Si fa presto a dire dieta Mediterranea: capita che nella sede del primo esportatore italiano di pasta e secondo produttore nazionale, uno dei produttori del Made in Italy più conosciuti all’estero, arrivi in visita una delegazione giapponese e che candidamente, davanti alla domanda sulla ritirata della richiesta di pasta tricolore, risponda: «Anche la pasta turca è mediterranea».
Pasta Zara produce 1.500 tonnellate di pasta ogni giorno, a ciclo continuo. Spaghetti, penne e rigatoni che prendono tutte le strade del mondo partendo dai tre centri produttivi: Riese Pio X (Treviso), che è anche il fulcro direzionale, Muggia (Trieste) e Rovato (Brescia). Tre poli dislocati in maniera strategica nel nord Italia, in modo da permettere trasporti veloci e logistiche mirate, per portare sulle tavole del mondo una pasta completamente Made in Italy con oltre un secolo di storia. L’azienda, che è sempre stata gestita dalla famiglia Bragagnolo, oggi alla quarta generazione, è partecipata da Simest e da Friulia.
«In ogni Paese, dalla Germania alla Francia, c’è un produttore nazionale di pasta, e poi ci sono le importazioni di made in Italy. Ora in alcuni mercati di riferimento del prodotto italiano accade che la pasta turca cerchi di affermarsi, anche giocando sulla provenienza e su stratagemmi quali i colori della bandiera italiana sulla confezione», spiega il presidente Furio Bragagnolo.
I prodotti pasta Zara oggi sono presenti in 106 Paesi (sia con marchi propri, sia con le private label della grande distribuzione internazionale, per le quali è il primo produttore al mondo): il 51% dell’export interessa le nazioni della Comunità europea, il 14% il resto d’Europa, il 12% i Paesi scandinavi, il 10% il Medio Oriente, il 5% il Far East, il 4% l’Africa, il 3% l’America, l’1% Australia e Oceania. Negli ultimi anni è aumentato la presenza nei mercati dell’Est europeo come Russia, Tazhakistan, Tagikhistan, Ungheria e Croazia, nonché in Cina, Medio Oriente e Africa, affrontandone alcuni del tutto nuovi, come Stati Uniti, Giappone, Iran e Iraq.

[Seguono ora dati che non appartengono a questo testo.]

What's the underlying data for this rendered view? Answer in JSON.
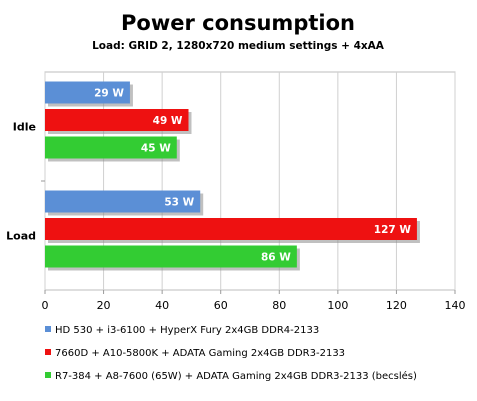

Recentemente l’azienda ha aperto un ufficio commerciale ad Alessandria d’Egitto per presidiare i mercati del Nord Africa e del Medio Oriente. Urge, però, migliorare la comunicazione, mettere magari da parte il messaggio della dieta Mediterranea e puntare su qualcosa di nuovo, che non crei equivoci, che diventi davvero l’emblema dell’italianità, evitando che il made in Italy favorisca come al solito chi di italiano ha ben poco. «La concorrenza può contare su costi dell’energia e del lavoro inferiori – precisa Bragagnolo – Quindi parte in vantaggio sempre. Inoltre, c’è anche il cous cous che deriva anch’esso dalla semola, ed è fondamentalmente un’alternativa al primo piatto. Sfidarlo non ha senso, difendere la pasta italiana invece è necessario». La soluzione potrebbe essere una comunicazione che punti su un nuovo motivo di convincimento, magari usando il claim “Primo piatto all’italiana”.
Un’azione che per avere l’effetto sperato dovrebbe però essere comune, seguita da altre aziende produttrici che partecipano alla realizzazione di questo primo piatto: sughi, olio, condimenti, formaggio da grattugiare, pomodori. «Pasta Zara ha già iniziato ad adottare questa nuova strategia di marketing internazionale – spiegano nel quartier generale – . Gli imitatori, in questo caso sì, sono ben accetti».